This is a Twine game I made for an interactive narrative class. The game is about navigating a bureaucratic hellscape in an elevator. This was made in a rush (mostly out of my own poor time planning), so it is unfinished and janky. The biggest thing that I should've done was make the actual elevator more of a hassle to use, but instead, I focused on adding actual content to the floors (and even then they are somewhat sparse). I still think the core idea is cool, and I will definitely reuse ideas from this in future projects.
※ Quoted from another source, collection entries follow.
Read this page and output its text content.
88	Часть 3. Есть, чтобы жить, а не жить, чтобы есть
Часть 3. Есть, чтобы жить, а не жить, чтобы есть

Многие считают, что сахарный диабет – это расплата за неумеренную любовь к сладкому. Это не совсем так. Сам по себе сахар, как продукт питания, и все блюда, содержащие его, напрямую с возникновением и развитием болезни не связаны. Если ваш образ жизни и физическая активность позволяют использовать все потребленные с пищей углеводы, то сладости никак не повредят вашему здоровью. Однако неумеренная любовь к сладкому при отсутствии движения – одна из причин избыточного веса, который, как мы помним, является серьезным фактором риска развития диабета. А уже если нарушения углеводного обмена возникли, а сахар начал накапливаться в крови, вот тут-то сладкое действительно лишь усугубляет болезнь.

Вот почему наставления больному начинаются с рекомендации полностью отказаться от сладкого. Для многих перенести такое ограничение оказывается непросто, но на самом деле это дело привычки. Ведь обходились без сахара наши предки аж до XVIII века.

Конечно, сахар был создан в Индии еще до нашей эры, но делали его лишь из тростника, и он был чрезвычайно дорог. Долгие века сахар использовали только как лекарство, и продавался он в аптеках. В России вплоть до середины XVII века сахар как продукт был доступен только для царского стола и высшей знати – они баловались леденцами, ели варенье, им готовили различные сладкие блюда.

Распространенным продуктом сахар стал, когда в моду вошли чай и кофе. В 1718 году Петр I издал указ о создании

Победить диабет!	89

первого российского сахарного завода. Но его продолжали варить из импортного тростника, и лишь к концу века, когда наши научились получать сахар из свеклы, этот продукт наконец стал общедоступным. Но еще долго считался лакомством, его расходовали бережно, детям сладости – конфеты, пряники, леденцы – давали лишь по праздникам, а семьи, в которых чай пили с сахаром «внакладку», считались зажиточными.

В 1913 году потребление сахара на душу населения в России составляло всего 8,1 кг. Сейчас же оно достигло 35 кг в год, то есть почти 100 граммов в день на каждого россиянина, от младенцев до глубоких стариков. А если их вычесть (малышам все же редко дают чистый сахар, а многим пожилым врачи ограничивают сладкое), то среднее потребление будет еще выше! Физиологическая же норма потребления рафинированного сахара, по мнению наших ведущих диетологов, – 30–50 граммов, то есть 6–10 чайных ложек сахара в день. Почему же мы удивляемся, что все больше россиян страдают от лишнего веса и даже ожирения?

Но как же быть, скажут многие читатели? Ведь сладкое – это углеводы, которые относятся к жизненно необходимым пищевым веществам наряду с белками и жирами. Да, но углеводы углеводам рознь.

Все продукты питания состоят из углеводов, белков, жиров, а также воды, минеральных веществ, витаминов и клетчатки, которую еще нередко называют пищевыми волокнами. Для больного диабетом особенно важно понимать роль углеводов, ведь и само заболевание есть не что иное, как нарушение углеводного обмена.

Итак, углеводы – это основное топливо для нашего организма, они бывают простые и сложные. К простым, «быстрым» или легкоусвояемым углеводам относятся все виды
My original design statement:

I really like elevators. To me, they’re this weird form of transportation that we use daily, but we don’t feel like we’re moving. As we ride an elevator, we logically know that we are travelling in a manner no different than a train or a car, but unlike a train or a car, with its windows and gentle reminders of friction, an elevator gives the sensation of simply being a room. Due to the lack of any stimuli during its smooth movement, using an elevator feels like being locked in a closet, sometimes with strangers, sometimes alone. It's the only form of transportation that has its own music genre. I love it. More media needs to have long, drawn out elevator scenes.
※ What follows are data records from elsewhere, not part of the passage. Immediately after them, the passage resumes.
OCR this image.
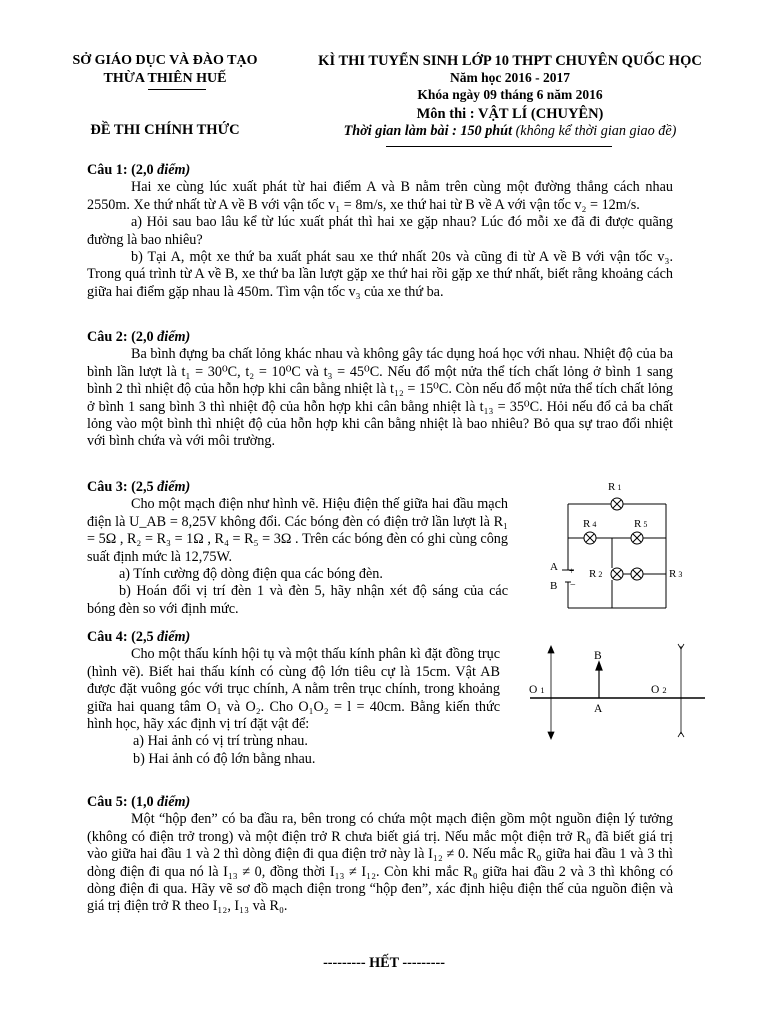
SỞ GIÁO DỤC VÀ ĐÀO TẠO
THỪA THIÊN HUẾ
ĐỀ THI CHÍNH THỨC
KÌ THI TUYỂN SINH LỚP 10 THPT CHUYÊN QUỐC HỌC
Năm học 2016 - 2017
Khóa ngày 09 tháng 6 năm 2016
Môn thi : VẬT LÍ (CHUYÊN)
Thời gian làm bài : 150 phút (không kể thời gian giao đề)
Câu 1: (2,0 điểm)
Hai xe cùng lúc xuất phát từ hai điểm A và B nằm trên cùng một đường thẳng cách nhau 2550m. Xe thứ nhất từ A về B với vận tốc v₁ = 8m/s, xe thứ hai từ B về A với vận tốc v₂ = 12m/s.
a) Hỏi sau bao lâu kể từ lúc xuất phát thì hai xe gặp nhau? Lúc đó mỗi xe đã đi được quãng đường là bao nhiêu?
b) Tại A, một xe thứ ba xuất phát sau xe thứ nhất 20s và cũng đi từ A về B với vận tốc v₃. Trong quá trình từ A về B, xe thứ ba lần lượt gặp xe thứ hai rồi gặp xe thứ nhất, biết rằng khoảng cách giữa hai điểm gặp nhau là 450m. Tìm vận tốc v₃ của xe thứ ba.
Câu 2: (2,0 điểm)
Ba bình đựng ba chất lỏng khác nhau và không gây tác dụng hoá học với nhau. Nhiệt độ của ba bình lần lượt là t₁ = 30⁰C, t₂ = 10⁰C và t₃ = 45⁰C. Nếu đổ một nửa thể tích chất lỏng ở bình 1 sang bình 2 thì nhiệt độ của hỗn hợp khi cân bằng nhiệt là t₁₂ = 15⁰C. Còn nếu đổ một nửa thể tích chất lỏng ở bình 1 sang bình 3 thì nhiệt độ của hỗn hợp khi cân bằng nhiệt là t₁₃ = 35⁰C. Hỏi nếu đổ cả ba chất lỏng vào một bình thì nhiệt độ của hỗn hợp khi cân bằng nhiệt là bao nhiêu? Bỏ qua sự trao đổi nhiệt với bình chứa và với môi trường.
Câu 3: (2,5 điểm)
Cho một mạch điện như hình vẽ. Hiệu điện thế giữa hai đầu mạch điện là U_AB = 8,25V không đổi. Các bóng đèn có điện trở lần lượt là R₁ = 5Ω , R₂ = R₃ = 1Ω , R₄ = R₅ = 3Ω . Trên các bóng đèn có ghi cùng công suất định mức là 12,75W.
a) Tính cường độ dòng điện qua các bóng đèn.
b) Hoán đổi vị trí đèn 1 và đèn 5, hãy nhận xét độ sáng của các bóng đèn so với định mức.
R 1
R 4	R 5
R 2	R 3
A
B
+
−
Câu 4: (2,5 điểm)
Cho một thấu kính hội tụ và một thấu kính phân kì đặt đồng trục (hình vẽ). Biết hai thấu kính có cùng độ lớn tiêu cự là 15cm. Vật AB được đặt vuông góc với trục chính, A nằm trên trục chính, trong khoảng giữa hai quang tâm O₁ và O₂. Cho O₁O₂ = l = 40cm. Bằng kiến thức hình học, hãy xác định vị trí đặt vật để:
a) Hai ảnh có vị trí trùng nhau.
b) Hai ảnh có độ lớn bằng nhau.
O 1	O 2
B
A
Câu 5: (1,0 điểm)
Một “hộp đen” có ba đầu ra, bên trong có chứa một mạch điện gồm một nguồn điện lý tưởng (không có điện trở trong) và một điện trở R chưa biết giá trị. Nếu mắc một điện trở R₀ đã biết giá trị vào giữa hai đầu 1 và 2 thì dòng điện đi qua điện trở này là I₁₂ ≠ 0. Nếu mắc R₀ giữa hai đầu 1 và 3 thì dòng điện đi qua nó là I₁₃ ≠ 0, đồng thời I₁₃ ≠ I₁₂. Còn khi mắc R₀ giữa hai đầu 2 và 3 thì không có dòng điện đi qua. Hãy vẽ sơ đồ mạch điện trong “hộp đen”, xác định hiệu điện thế của nguồn điện và giá trị điện trở R theo I₁₂, I₁₃ và R₀.
--------- HẾT ---------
So now that I have decided that I want to make an interactive narrative, more specifically a game, that is centered around elevators. But I want there to be choices, because just sitting in an elevator for 30 minutes doesn’t sound fun (and would completely fly in the face of this class), so I need things to do. What situation would prompt someone to take an elevator 50 times in a row? Paying a utility bill. In person. In a terribly managed office building. So the play, who is our protagonist, needs to follow the whims of whichever crazed madman working in this office they choose. The game will be about taking an elevator up and down floors, fetching required documents and items for middlemen, while trying to decipher their incomprehensible instructions like a puzzle.

The world that this building is constructed in is an anarchist country on Mars. I’m using this idea of a society where people organize themselves freely without self serving power structures because it's new to me, and I’ve never seen any media that presented an anarchist culture until like 6 months ago (when I read Chomsky’s On Anarchism and Le Guin’s The Dispossessed). I also really like the idea that this country has gone through a million governments, and that the result of this is a complex web of bureaucracy that operates as its own living entity. None of these departments have greater systems that support them, instead people still staff them because of tradition and that they’re needed services. This leads to a kafkaesque world that pairs the mundane with the weird.